Not having heard the City of Birmingham Choir for some time I was pleasantly surprised to re-encounter such a wonderful homogeneity of tone from all four vocal sections, and the lightness of touch with which this huge corpus delivers (despite some heads firmly ensconced in their scores).

These qualities were particularly invaluable in the large amount of unison writing required in the imaginative programme conductor Adrian Lucas had devised, involving folksong settings as an everlasting counterpoint to the carnage of the First World War. The rhythms of the seasons go on, while horror recedes into history.

John Rutter's The Sprig of Thyme is a delightful sequence of folksong, and here the CBC ladies sounded youthfully fresh, the men sturdy and game, and the remarkable little Westminster Chamber Orchestra conveyed all the filmic glamour of Rutter's evocative scoring.

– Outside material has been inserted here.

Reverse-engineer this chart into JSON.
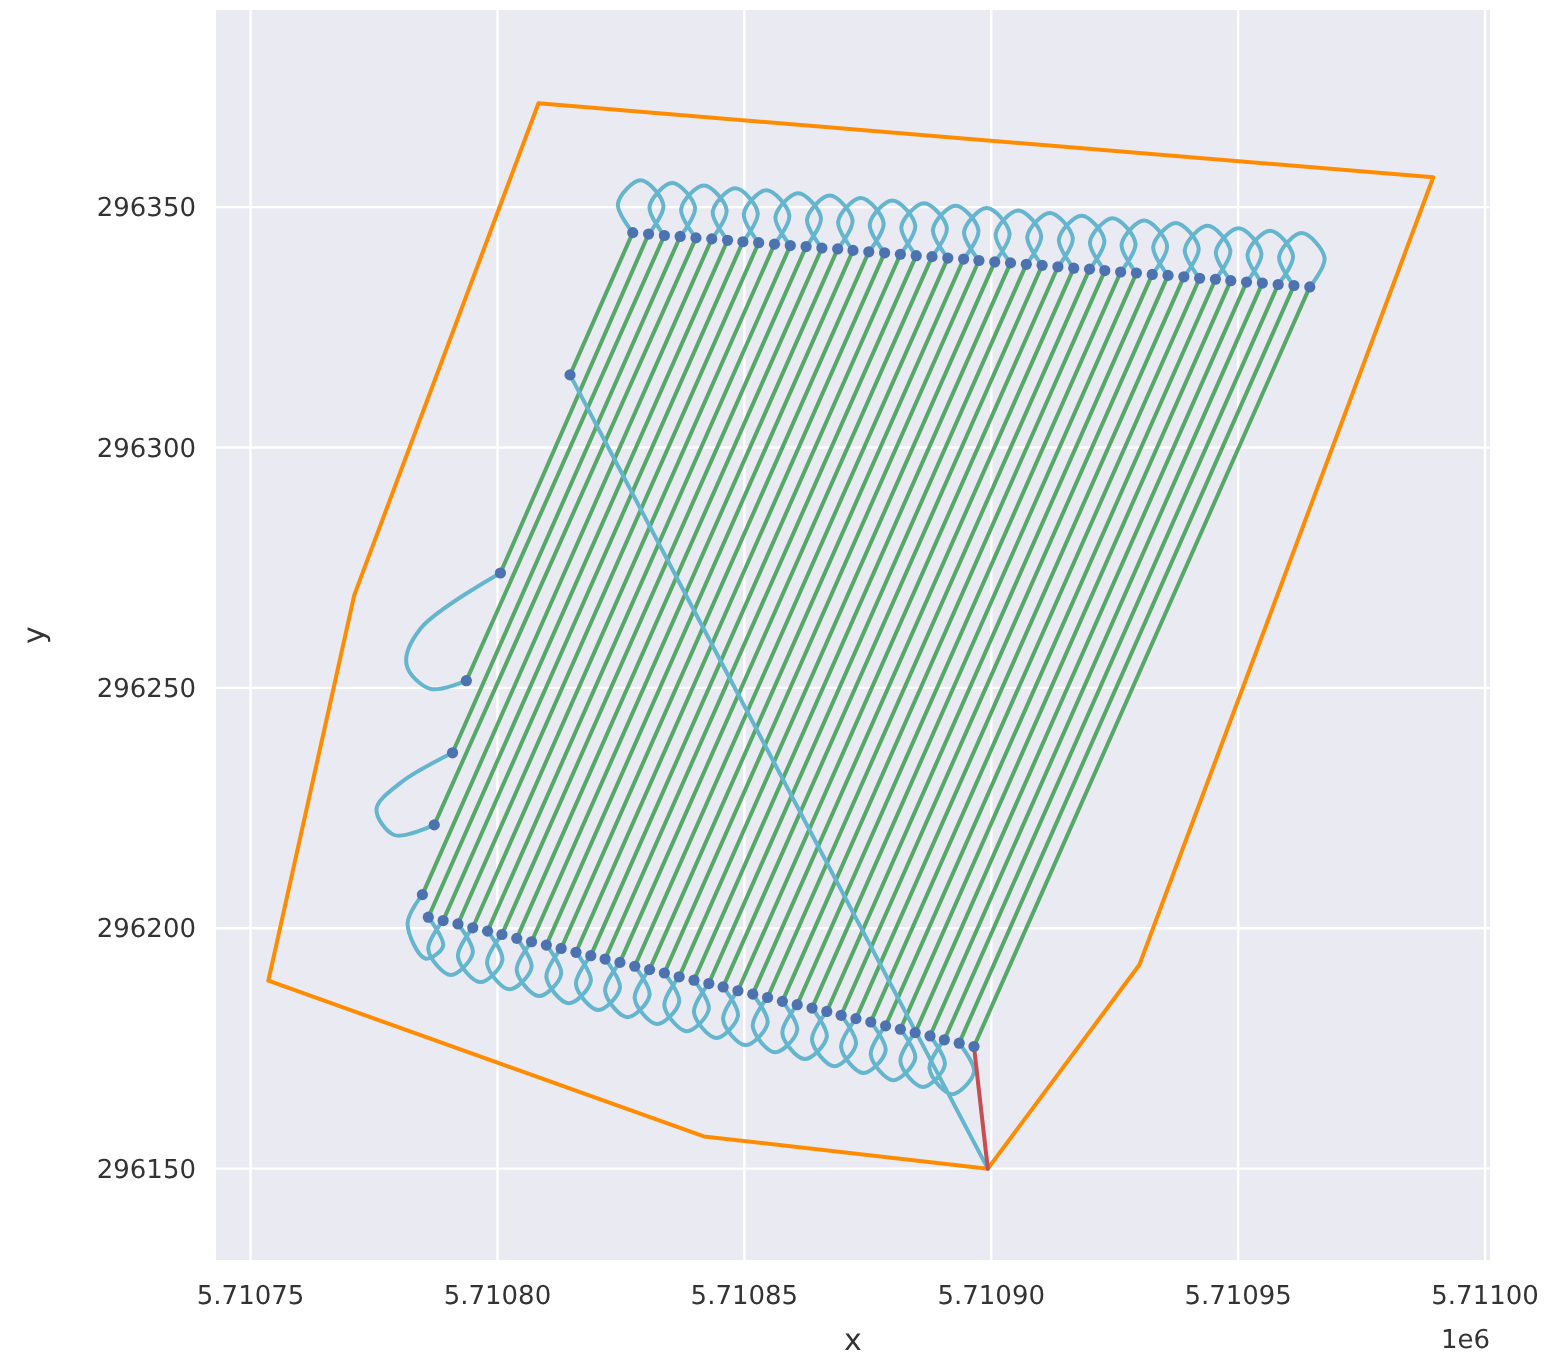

And Cecilia McDowall's A Fancy of Folk Songs brought a contemporary take on these timeless aspects of our heritage. Men whistling added cheerful punctuations to "Green Bushes", and the concluding "O No John!" was deliciously perky and jolly. Harpist Fontane Liang accompanied with an aplomb which made us wish to hear her in Britten's Ceremony of Carols.

Vaughan Williams' Six Studies in English Folk Song for cor anglais and strings proved a rambling, nondescript addition to proceedings, before we moved on to acknowledgement of the Great War in Harold Darke's As the Leaves Fall.

As elegiac as Elgar's contemporaneous For the Fallen, and unified by a similar descending motif, this is a work written actually during the throes of the war, and performed here with a grateful response to the hall's acoustic. The solo contribution from soprano Hannah Grove needed a more defined projection.

Written soon after the Great War, during which he lost so many close to him, Gerald Finzi's Requiem da Camera is a deeply-felt if misshapen work. Its Prelude is an overlong lament for lost pastoral innocence, its subsequent setting of John Masefield's "From August, 1914" outstays its welcome, and it is only when we reach Thomas Hardy's "In Time of the Breaking of Nations", baritone William Clements noble of tone, that the music reaches out and grips, invoking the shades of centuries.

All concerned gave their all for the piece, and it was appropriate to hear it at this time of reflection. And heartening to hear this venerable choir in such good shape.